Early one morning at the beginning of October, Alfons Diekmann is standing at Tehran’s Imam Khomeini Airport. He is wearing his comfortable travel pants and carrying a shoulder bag filled with only the essentials. “And what if they shoot you down?” his wife had asked.
But Diekmann decided to make the trip anyway, from Vechta, an administrative district in northern Germany, to Iran. His two egg-laying farms in Damme, in the southern Oldenburg region of northwestern Germany, produce 310,000 eggs a day. “When I started going to school, I couldn’t even speak High German,” he says, referring to the standard form of German spoken in Germany. Like other country boys, he says, he only spoke Low German, a dialect used in some parts of the northern end of the country. Diekmann was the youngest of nine children. His mother died when he was 10. “That made me strong. I wanted to succeed.”And that’s why Diekmann, of Alfons Diekmann GmbH, is standing at check-in counter 40 at Imam Khomeini Airport early in the morning, together with 98 other representatives of small and medium-sized companies from Lower Saxony. They include logistics and waste disposal experts, leading manufacturers of turbofans, plaster products, port cranes, special paints and pumping equipment, dump trucks and reel slitters, and now, at 2:30 a.m., they want the same thing: to get into Iran, at last.
After years of talks, the agreement on the Iranian nuclear program was signed in Vienna on July 14, 2015, paving the way for an end to the embargo against Iran.
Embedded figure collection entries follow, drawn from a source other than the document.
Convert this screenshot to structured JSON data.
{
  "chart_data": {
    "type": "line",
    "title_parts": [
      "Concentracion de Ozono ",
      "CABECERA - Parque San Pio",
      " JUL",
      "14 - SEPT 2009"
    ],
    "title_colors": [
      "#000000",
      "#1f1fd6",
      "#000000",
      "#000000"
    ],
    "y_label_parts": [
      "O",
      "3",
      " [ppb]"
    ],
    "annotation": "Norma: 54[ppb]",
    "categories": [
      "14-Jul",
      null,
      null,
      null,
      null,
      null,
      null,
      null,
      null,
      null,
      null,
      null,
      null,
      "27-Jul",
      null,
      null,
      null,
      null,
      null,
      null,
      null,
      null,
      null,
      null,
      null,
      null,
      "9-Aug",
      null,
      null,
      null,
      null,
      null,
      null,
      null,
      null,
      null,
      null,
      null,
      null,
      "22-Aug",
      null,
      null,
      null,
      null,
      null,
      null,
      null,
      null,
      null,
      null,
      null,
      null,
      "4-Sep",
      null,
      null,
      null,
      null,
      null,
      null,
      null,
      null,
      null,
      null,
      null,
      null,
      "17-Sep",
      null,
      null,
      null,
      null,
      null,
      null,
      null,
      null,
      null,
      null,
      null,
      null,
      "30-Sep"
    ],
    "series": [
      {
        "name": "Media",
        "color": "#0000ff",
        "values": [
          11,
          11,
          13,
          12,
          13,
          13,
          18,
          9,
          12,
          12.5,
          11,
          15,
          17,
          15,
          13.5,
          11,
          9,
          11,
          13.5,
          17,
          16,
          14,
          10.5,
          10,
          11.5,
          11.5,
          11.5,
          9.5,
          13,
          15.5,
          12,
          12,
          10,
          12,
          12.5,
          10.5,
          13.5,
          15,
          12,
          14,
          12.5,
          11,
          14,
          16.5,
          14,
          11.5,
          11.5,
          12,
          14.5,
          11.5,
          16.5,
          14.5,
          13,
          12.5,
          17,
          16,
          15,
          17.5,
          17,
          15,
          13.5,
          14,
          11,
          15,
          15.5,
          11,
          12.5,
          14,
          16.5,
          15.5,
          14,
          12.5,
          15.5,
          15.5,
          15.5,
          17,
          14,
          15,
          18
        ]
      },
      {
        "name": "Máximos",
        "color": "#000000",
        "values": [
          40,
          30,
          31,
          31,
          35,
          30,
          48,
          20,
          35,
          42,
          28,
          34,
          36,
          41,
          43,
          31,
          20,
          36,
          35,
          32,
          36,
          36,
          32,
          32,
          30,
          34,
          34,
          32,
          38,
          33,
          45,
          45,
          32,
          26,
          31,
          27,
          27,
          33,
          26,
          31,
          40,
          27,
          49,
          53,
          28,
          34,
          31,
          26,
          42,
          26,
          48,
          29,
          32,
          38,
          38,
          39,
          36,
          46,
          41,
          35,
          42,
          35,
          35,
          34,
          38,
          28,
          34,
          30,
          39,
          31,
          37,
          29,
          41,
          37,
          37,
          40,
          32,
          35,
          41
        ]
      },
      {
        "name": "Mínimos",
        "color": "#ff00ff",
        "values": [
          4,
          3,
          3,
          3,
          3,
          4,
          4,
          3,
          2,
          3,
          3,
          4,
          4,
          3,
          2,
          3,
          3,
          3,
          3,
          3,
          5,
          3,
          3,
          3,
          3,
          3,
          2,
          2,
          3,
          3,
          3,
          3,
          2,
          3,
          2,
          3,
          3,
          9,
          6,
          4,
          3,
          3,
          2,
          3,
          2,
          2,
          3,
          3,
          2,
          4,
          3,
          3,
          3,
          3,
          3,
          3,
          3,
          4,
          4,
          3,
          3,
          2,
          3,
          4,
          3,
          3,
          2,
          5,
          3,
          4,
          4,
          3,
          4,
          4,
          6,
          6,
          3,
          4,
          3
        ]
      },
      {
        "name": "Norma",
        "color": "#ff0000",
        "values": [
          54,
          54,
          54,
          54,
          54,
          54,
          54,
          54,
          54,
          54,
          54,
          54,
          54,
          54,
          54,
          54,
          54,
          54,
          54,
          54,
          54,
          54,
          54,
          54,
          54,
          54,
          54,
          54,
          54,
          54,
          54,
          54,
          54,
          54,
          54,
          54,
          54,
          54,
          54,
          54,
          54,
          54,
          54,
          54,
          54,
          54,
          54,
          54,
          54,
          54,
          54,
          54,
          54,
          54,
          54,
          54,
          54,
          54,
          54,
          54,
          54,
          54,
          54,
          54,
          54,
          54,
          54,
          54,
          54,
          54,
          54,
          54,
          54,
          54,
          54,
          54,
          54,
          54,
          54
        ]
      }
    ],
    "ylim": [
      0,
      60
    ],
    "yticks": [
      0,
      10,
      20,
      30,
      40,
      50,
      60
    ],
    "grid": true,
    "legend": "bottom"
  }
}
The country is expected to begin dismantling nuclear facilities by the first quarter of 2016. Then, on what has been dubbed Implementation Day, most of the economic sanctions will be lifted.
These are relatively vague prospects. Nevertheless, when the business owners from Lower Saxony go to breakfast the next morning, they quickly realize that they are not alone. The lobby of the Parsian Azadi Hotel is abuzz with delegations, Frenchmen, Croats on a “fact-finding” mission, Dutch, Italian and British businesspeople. Every day, there are reports in the Tehran Times on the arrival of “groups of high-ranking visitors,” “amicable talks” and the exchange of opinions and memoranda. It is literally a run on Tehran.
The various delegations seem to be sizing each other up, eager to determine which competitors are there, who has already established relationships with Iranians and who has quietly taken up positions. Businessmen discreetly peek at the nametags of their fellow passengers in elevators, and everyone behaves as if they weren’t there – as if they were in an indecent place.
The first to arrive, in July, was German Economy Minister Sigmar Gabriel, who drank tea with a carpet dealer in Isfahan. Then a group of businesspeople from the southwestern state of Baden-Württemberg arrived, followed by a delegation of lawmakers. Bavarian Minister for Economic Affairs Ilse Aigner and her entourage are arriving in November. There are so many Germans coming to Iran that the German Embassy in Tehran has cancelled practically all employee leave since July.
“In the past, they would have met with every hairdresser. Now it’s very difficult to get an appointment at the cabinet level,” says Bernd Fedder of the state economy ministry in Hanover.